# taz.de -- Parteitag der Linkspartei: Aufbruch in ungewisse Zukunft
       
       > Die scheidenden Parteivorsitzenden riefen ihre Partei dazu auf,
       > zusammenzuhalten. Doch was wäre die Linke ohne alte Konflikte?
       
 (IMG) Bild: Katja Kipping sichtlich berührt nach ihrer letzten Rede als Parteivorsitzende
       
       Berlin taz | „Aufbruch“, „Geschlossenheit“, „Zusammenhalt“ – Worte, die am
       ersten Tag des Parteitages der Linkspartei fast so häufig fielen wie der
       Satz: „Bin ich zu hören?“ Ja, so ein digitaler Parteitag hat es in sich.
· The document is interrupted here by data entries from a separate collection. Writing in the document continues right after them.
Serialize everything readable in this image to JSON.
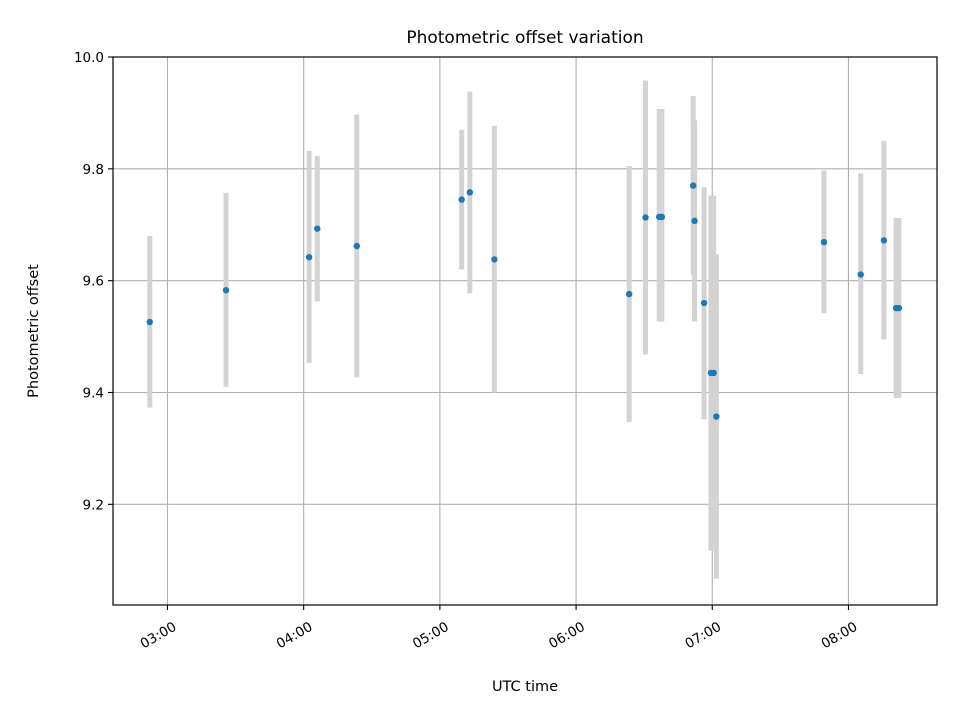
{
  "chart_data": {
    "type": "scatter",
    "title": "Photometric offset variation",
    "xlabel": "UTC time",
    "ylabel": "Photometric offset",
    "x_unit": "UTC hour",
    "xlim": [
      2.6,
      8.65
    ],
    "ylim": [
      9.02,
      10.0
    ],
    "x_ticks": [
      {
        "value": 3,
        "label": "03:00"
      },
      {
        "value": 4,
        "label": "04:00"
      },
      {
        "value": 5,
        "label": "05:00"
      },
      {
        "value": 6,
        "label": "06:00"
      },
      {
        "value": 7,
        "label": "07:00"
      },
      {
        "value": 8,
        "label": "08:00"
      }
    ],
    "y_ticks": [
      {
        "value": 9.2,
        "label": "9.2"
      },
      {
        "value": 9.4,
        "label": "9.4"
      },
      {
        "value": 9.6,
        "label": "9.6"
      },
      {
        "value": 9.8,
        "label": "9.8"
      },
      {
        "value": 10.0,
        "label": "10.0"
      }
    ],
    "grid": true,
    "colors": {
      "point": "#1f77b4",
      "errorbar": "#d3d3d3",
      "grid": "#b0b0b0"
    },
    "points": [
      {
        "x": 2.87,
        "y": 9.526,
        "ylow": 9.373,
        "yhigh": 9.68
      },
      {
        "x": 3.43,
        "y": 9.583,
        "ylow": 9.41,
        "yhigh": 9.757
      },
      {
        "x": 4.04,
        "y": 9.642,
        "ylow": 9.453,
        "yhigh": 9.832
      },
      {
        "x": 4.1,
        "y": 9.693,
        "ylow": 9.563,
        "yhigh": 9.823
      },
      {
        "x": 4.39,
        "y": 9.662,
        "ylow": 9.427,
        "yhigh": 9.897
      },
      {
        "x": 5.16,
        "y": 9.745,
        "ylow": 9.62,
        "yhigh": 9.87
      },
      {
        "x": 5.22,
        "y": 9.758,
        "ylow": 9.577,
        "yhigh": 9.938
      },
      {
        "x": 5.4,
        "y": 9.638,
        "ylow": 9.4,
        "yhigh": 9.877
      },
      {
        "x": 6.39,
        "y": 9.576,
        "ylow": 9.347,
        "yhigh": 9.805
      },
      {
        "x": 6.51,
        "y": 9.713,
        "ylow": 9.468,
        "yhigh": 9.958
      },
      {
        "x": 6.61,
        "y": 9.714,
        "ylow": 9.527,
        "yhigh": 9.907
      },
      {
        "x": 6.63,
        "y": 9.714,
        "ylow": 9.527,
        "yhigh": 9.907
      },
      {
        "x": 6.86,
        "y": 9.77,
        "ylow": 9.61,
        "yhigh": 9.93
      },
      {
        "x": 6.87,
        "y": 9.707,
        "ylow": 9.527,
        "yhigh": 9.887
      },
      {
        "x": 6.94,
        "y": 9.56,
        "ylow": 9.352,
        "yhigh": 9.767
      },
      {
        "x": 6.99,
        "y": 9.435,
        "ylow": 9.117,
        "yhigh": 9.752
      },
      {
        "x": 7.01,
        "y": 9.435,
        "ylow": 9.117,
        "yhigh": 9.752
      },
      {
        "x": 7.03,
        "y": 9.357,
        "ylow": 9.067,
        "yhigh": 9.647
      },
      {
        "x": 7.82,
        "y": 9.669,
        "ylow": 9.542,
        "yhigh": 9.797
      },
      {
        "x": 8.09,
        "y": 9.611,
        "ylow": 9.433,
        "yhigh": 9.792
      },
      {
        "x": 8.26,
        "y": 9.672,
        "ylow": 9.495,
        "yhigh": 9.85
      },
      {
        "x": 8.35,
        "y": 9.551,
        "ylow": 9.39,
        "yhigh": 9.712
      },
      {
        "x": 8.37,
        "y": 9.551,
        "ylow": 9.39,
        "yhigh": 9.712
      }
    ]
  }
}
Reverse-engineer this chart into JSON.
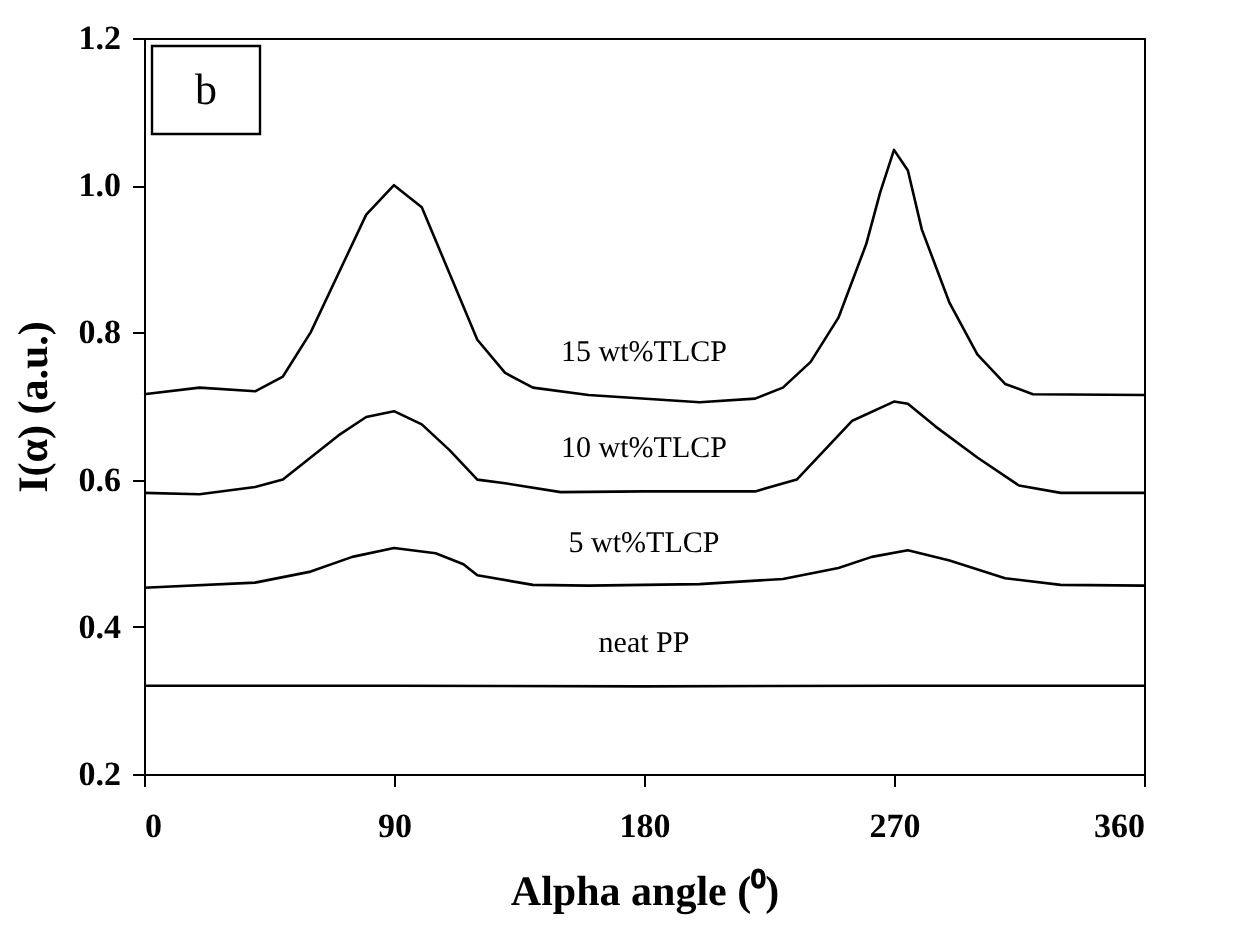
{
  "chart_data": {
    "type": "line",
    "xlabel": "Alpha angle (⁰)",
    "ylabel": "I(α) (a.u.)",
    "annotations": [
      "b"
    ],
    "xlim": [
      0,
      360
    ],
    "xticks": [
      0,
      90,
      180,
      270,
      360
    ],
    "ylim": [
      0.2,
      1.2
    ],
    "yticks": [
      0.2,
      0.4,
      0.6,
      0.8,
      {
        "value": 1.0,
        "label": "1.0"
      },
      1.2
    ],
    "grid": false,
    "marker": "none",
    "line_style": "solid",
    "series": [
      {
        "name": "15 wt%TLCP",
        "color": "#000000",
        "x": [
          0,
          20,
          40,
          50,
          60,
          70,
          80,
          90,
          100,
          110,
          120,
          130,
          140,
          160,
          200,
          220,
          230,
          240,
          250,
          260,
          265,
          270,
          275,
          280,
          290,
          300,
          310,
          320,
          360
        ],
        "values": [
          0.716,
          0.725,
          0.72,
          0.74,
          0.8,
          0.88,
          0.96,
          1.0,
          0.97,
          0.88,
          0.79,
          0.745,
          0.725,
          0.715,
          0.705,
          0.71,
          0.725,
          0.76,
          0.82,
          0.92,
          0.99,
          1.048,
          1.02,
          0.94,
          0.84,
          0.77,
          0.73,
          0.716,
          0.715
        ]
      },
      {
        "name": "10 wt%TLCP",
        "color": "#000000",
        "x": [
          0,
          20,
          40,
          50,
          60,
          70,
          80,
          90,
          100,
          110,
          120,
          130,
          150,
          180,
          220,
          235,
          245,
          255,
          270,
          275,
          285,
          300,
          315,
          330,
          360
        ],
        "values": [
          0.582,
          0.58,
          0.59,
          0.6,
          0.63,
          0.66,
          0.685,
          0.693,
          0.675,
          0.64,
          0.6,
          0.595,
          0.583,
          0.584,
          0.584,
          0.6,
          0.64,
          0.68,
          0.706,
          0.703,
          0.672,
          0.63,
          0.592,
          0.582,
          0.582
        ]
      },
      {
        "name": "5 wt%TLCP",
        "color": "#000000",
        "x": [
          0,
          40,
          60,
          75,
          90,
          105,
          115,
          120,
          140,
          160,
          200,
          230,
          250,
          262,
          275,
          290,
          310,
          330,
          360
        ],
        "values": [
          0.453,
          0.46,
          0.475,
          0.495,
          0.507,
          0.5,
          0.485,
          0.47,
          0.457,
          0.456,
          0.458,
          0.465,
          0.48,
          0.495,
          0.504,
          0.49,
          0.466,
          0.457,
          0.456
        ]
      },
      {
        "name": "neat PP",
        "color": "#000000",
        "x": [
          0,
          90,
          180,
          270,
          360
        ],
        "values": [
          0.32,
          0.32,
          0.319,
          0.32,
          0.32
        ]
      }
    ]
  }
}
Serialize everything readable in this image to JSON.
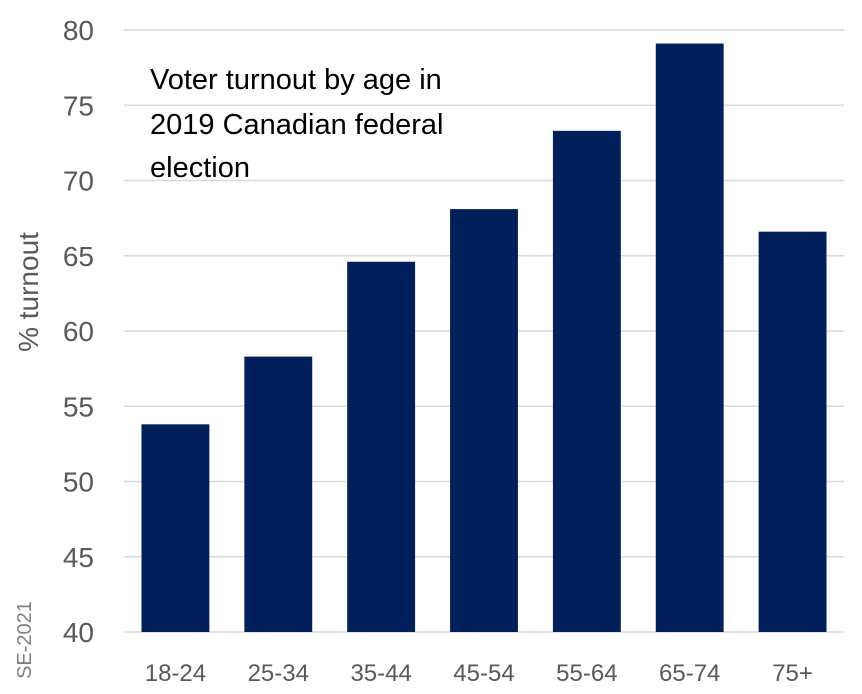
{
  "chart_data": {
    "type": "bar",
    "title_lines": [
      "Voter turnout by age in",
      "2019 Canadian federal",
      "election"
    ],
    "ylabel": "% turnout",
    "xlabel": "",
    "credit": "SE-2021",
    "categories": [
      "18-24",
      "25-34",
      "35-44",
      "45-54",
      "55-64",
      "65-74",
      "75+"
    ],
    "values": [
      53.8,
      58.3,
      64.6,
      68.1,
      73.3,
      79.1,
      66.6
    ],
    "ylim": [
      40,
      80
    ],
    "yticks": [
      40,
      45,
      50,
      55,
      60,
      65,
      70,
      75,
      80
    ],
    "grid": true,
    "bar_color": "#001f5b",
    "grid_color": "#d9d9d9"
  }
}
       Aber die Delegierten taten ihr Bestes, trotz manchem technischen Aussetzer
       den Charme des Originals beizubehalten. Mit Trillionen von Anträgen zur
       Geschäftsordnung, mit Rede und Gegenrede und dem stundenlangen Ringen mal
       um ganze Passagen, mal auch nur um einzelne Worte im Leitantrag.
       
       Und dennoch war der Ton auf dem siebten Bundesparteitag der Linkspartei ein
       neuer. Sowohl die beiden scheidenden Parteivorsitzenden als auch die weiter
       amtierenden Fraktionsvorsitzenden betonten in ihren Reden, wie wichtig es
       jetzt sei zusammenzuhalten und nach vorn zu schauen. Der Wunsch, einen
       Schlussstrich zu ziehen unter die quälenden und meist öffentlich
       ausgetragenen Rangeleien der letzten Jahre, wurde deutlich.
       
       Das spricht dafür, dass die Führung von Partei und Fraktion [1][den Ernst
       der Lage] erkannt zu haben scheint. Es dürfte höchste Zeit sein. Die
       heftigen innerparteilichen Streitereien der Vergangenheit insbesondere mit
       Sahra Wagenknechts und ihrem Anhang nicht nur um die Flüchtlings- und
       Einwanderungspolitik haben deutliche Spuren in der Wähler:innengunst
       hinterlassen. [2][In den Umfragen] liegt die Linkspartei derzeit nur noch
       zwischen 6 und 8 Prozent. Da kann, wenn sie nicht schwer aufpasst, die
       Fünfprozenthürde bis zur Bundestagswahl in bedrohliche Nähe rücken.
       
       Auf den tiefen inhaltlichen Konflikt mit Wagenknecht ging
       [3][Nochparteichef Bernd Riexinger] in seiner Abschiedsrede am
       Freitagnachmittag nur indirekt ein. Er sei „froh, dass wir unseren klaren
       Kurs für Solidarität mit Geflüchteten auf dem letzten Parteitag mit
       überwältigender Mehrheit gestärkt haben“, sagte er. „Gerade in Zeiten, in
       denen große Verteilungskämpfe bevorstehen, müssen wir daran erinnern: Der
       Gegner steht oben, nicht neben uns!“
       
       Eindringlich warb Riexinger auch dafür, der Klimafrage eine größere
       Bedeutung beizumessen. Er wisse, dass es in der Partei Stimmen gebe, die
       meinten, die Linkspartei sollte sich auf den Kampf für den Sozialstaat und
       den Frieden beschränken, weil alles andere nur den Grünen helfen würde.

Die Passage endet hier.